IAV genome consists of eight negative sense RNA strands that encode for at least twelve
proteins. IAV nucleoprotein (NP) is a most abundantly expressed viral protein that plays pivotal role in virus transcription and replication. One key function of NP is nuclear trafficking of viral ribonucleoproteins (vRNPs) by interacting with importins through its nuclear localization signals. Few cellular factors involved in nuclear import of influenza viral polymerase complex have been well characterized but many remain to be defined. In the present study, it was demonstrated that cellular heat shock protein 40 (Hsp40/DnaJB1) facilitates the nuclear import
of IAV vRNPs and is essential for efficient IAV replication. Hsp40 interacts with NP
component of influenza virus ribonucleoprotein complex during early stages of infection.

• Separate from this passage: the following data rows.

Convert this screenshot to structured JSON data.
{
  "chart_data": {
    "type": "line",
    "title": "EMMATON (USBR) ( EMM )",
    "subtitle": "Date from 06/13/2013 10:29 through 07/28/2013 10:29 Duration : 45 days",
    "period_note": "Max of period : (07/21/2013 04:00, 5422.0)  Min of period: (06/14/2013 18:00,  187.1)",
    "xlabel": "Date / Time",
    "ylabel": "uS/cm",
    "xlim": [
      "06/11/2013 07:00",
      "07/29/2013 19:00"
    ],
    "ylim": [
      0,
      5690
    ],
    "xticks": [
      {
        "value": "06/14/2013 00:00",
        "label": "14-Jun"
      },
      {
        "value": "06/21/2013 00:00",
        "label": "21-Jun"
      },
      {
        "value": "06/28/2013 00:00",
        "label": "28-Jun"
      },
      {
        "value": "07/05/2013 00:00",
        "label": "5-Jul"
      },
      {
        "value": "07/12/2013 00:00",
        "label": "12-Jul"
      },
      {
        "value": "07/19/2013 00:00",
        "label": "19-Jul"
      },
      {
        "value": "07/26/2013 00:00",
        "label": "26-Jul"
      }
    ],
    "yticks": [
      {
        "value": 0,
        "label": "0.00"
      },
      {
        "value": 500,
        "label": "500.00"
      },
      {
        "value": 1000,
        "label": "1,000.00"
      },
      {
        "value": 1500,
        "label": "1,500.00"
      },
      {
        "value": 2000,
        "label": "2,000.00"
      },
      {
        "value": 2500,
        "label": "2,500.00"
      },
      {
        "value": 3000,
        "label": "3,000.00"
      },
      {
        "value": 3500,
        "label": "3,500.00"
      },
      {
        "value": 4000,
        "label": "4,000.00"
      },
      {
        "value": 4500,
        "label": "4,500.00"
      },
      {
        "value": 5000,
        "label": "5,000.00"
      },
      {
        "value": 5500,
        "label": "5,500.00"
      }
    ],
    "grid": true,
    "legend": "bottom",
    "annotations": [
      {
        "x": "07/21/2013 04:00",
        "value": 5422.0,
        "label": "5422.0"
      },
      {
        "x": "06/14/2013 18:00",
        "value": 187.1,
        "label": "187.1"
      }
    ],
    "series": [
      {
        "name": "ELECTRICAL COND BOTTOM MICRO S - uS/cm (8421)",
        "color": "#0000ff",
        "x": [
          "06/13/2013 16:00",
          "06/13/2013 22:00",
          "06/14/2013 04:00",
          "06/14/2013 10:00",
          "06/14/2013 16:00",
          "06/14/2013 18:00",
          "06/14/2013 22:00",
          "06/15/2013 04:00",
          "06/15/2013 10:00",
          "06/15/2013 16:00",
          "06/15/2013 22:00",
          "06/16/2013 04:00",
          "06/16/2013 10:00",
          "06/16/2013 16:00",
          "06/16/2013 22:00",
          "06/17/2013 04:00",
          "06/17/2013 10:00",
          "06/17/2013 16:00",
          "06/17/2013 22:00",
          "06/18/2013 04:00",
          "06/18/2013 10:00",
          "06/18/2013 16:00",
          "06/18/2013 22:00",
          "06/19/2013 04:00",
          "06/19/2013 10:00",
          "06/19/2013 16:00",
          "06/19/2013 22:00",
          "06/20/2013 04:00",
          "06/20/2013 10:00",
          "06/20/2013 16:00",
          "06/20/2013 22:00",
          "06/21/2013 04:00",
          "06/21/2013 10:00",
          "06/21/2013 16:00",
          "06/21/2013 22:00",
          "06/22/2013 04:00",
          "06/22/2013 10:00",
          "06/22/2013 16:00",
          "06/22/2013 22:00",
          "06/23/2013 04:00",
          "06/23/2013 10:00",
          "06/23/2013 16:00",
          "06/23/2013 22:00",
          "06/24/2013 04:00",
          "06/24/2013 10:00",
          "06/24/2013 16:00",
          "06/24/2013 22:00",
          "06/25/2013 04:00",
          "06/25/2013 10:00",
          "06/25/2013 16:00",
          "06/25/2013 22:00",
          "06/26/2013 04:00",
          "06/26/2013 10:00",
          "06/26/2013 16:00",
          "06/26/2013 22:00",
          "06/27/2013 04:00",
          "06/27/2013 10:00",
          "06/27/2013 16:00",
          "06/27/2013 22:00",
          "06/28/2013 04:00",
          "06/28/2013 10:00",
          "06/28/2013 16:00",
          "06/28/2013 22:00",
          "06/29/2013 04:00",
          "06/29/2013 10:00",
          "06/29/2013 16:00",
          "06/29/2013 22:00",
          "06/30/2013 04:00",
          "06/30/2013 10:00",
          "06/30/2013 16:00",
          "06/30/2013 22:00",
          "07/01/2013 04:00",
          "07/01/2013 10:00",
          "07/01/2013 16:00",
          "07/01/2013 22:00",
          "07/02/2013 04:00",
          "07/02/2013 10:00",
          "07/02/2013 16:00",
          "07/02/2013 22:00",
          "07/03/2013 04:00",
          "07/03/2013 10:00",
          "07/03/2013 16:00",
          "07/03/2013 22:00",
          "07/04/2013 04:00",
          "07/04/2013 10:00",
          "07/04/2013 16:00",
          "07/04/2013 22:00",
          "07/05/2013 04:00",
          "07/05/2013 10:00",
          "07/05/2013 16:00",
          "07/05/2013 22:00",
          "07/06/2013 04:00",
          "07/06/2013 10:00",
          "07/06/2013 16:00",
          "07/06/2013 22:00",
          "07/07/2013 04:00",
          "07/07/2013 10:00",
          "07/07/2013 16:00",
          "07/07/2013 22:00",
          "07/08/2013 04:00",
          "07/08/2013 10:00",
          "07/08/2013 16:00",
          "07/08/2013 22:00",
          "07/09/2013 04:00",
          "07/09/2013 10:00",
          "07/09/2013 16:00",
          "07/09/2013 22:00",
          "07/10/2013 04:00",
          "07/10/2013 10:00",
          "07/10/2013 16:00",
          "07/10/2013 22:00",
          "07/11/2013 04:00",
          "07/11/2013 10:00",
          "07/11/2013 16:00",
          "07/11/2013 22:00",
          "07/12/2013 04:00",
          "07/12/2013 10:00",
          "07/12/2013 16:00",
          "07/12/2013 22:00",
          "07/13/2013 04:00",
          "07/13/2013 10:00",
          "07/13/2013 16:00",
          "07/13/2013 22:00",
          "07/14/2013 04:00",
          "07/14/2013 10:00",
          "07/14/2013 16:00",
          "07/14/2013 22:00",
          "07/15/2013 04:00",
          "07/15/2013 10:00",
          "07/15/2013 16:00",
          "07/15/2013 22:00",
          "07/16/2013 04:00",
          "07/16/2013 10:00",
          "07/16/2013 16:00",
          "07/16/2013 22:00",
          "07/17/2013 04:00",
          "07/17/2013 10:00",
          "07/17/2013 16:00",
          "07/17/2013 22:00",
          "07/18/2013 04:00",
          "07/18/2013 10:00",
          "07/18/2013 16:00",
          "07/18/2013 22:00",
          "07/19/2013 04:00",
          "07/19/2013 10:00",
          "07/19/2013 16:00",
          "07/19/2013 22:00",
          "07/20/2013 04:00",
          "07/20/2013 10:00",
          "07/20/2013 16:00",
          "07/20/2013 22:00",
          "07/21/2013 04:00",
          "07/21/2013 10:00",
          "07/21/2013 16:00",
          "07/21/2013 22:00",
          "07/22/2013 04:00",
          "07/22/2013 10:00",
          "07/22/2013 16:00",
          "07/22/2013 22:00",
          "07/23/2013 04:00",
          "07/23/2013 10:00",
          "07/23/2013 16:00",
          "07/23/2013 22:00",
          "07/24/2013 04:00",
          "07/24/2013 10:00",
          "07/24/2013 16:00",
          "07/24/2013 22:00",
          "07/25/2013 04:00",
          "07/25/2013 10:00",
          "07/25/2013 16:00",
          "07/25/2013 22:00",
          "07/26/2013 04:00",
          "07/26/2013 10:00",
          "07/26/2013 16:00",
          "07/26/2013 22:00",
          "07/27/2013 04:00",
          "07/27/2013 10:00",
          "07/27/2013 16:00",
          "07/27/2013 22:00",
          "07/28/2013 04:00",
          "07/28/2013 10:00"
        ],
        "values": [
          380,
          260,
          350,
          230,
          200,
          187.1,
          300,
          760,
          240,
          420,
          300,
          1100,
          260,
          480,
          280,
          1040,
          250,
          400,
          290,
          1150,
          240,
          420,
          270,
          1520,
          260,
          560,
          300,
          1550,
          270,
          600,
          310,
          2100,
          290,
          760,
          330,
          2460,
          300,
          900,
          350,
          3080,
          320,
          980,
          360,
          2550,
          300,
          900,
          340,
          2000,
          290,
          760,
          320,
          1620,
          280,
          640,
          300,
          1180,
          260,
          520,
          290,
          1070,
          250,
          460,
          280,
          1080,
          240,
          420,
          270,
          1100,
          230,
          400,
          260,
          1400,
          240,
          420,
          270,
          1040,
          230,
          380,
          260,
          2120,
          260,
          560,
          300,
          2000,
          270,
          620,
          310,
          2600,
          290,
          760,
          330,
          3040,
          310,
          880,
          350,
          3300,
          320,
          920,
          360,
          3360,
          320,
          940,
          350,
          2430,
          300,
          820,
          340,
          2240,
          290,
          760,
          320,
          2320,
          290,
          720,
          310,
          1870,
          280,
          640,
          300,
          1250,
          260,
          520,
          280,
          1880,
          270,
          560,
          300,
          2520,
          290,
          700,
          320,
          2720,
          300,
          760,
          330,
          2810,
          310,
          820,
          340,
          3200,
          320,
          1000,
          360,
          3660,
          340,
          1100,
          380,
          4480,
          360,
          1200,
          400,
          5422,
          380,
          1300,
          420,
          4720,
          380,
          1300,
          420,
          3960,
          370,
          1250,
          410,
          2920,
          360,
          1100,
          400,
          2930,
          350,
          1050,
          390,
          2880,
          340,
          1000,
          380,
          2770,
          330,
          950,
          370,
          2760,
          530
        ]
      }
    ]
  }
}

Attenuation of Hsp40 through chemical inhibitor or specific siRNAs, impedes the nuclear accumulation of viral NP. Consecutively, Hsp40 knockdown results in reduced viral transcription, translation and overall viral titers. Interestingly, Hsp40 was also found to promote the interaction between NP and importin-α. These studies demonstrate an important role for
cellular chaperone Hsp40 in influenza A virus life cycle by assisting nuclear trafficking of viral ribonucleoproteins. The IAV NP is a most profusely expressed multifunctional protein, indicating that its function is affected by interactions with various cellular factors. Therefore,
co-immunoprecipitation in combination with mass spectrometry (MS) based high-throughput
proteomic approach was used to identify the cellular interactors of NP in context of infected cells. Using this approach, we identified a total of 195 cellular factors as putative interactors of nucleoprotein in different subcellular compartments during course of infection. The analysis revealed that IAV NP interacts/interferes with cellular proteins involved in immune response, cellular metabolism, cell cycle, unfolded protein response, transcription/translation machinery.
This method complements previous studies that have aimed to identify cellular factors that are involved in the influenza A virus life cycle. Further, the results of MS screening were validated for a select number of proteins by co-immunoprecipitation and immunofluorescence microscopy. Functional validation of these cellular targets will provide better insights of viral
pathogenesis. Hence, the data presented in the study contribute to the understanding of the role of cellular proteins in influenza virus replication and underpin further studies into the molecular mechanisms that govern role of nucleoprotein at different stages of virus life cycle. An improved understanding of how virus use host cell pathways and cellular factors is essential to identify mechanisms of virus pathogenicity, host adaptation and, ultimately, new targets for antiviral intervention.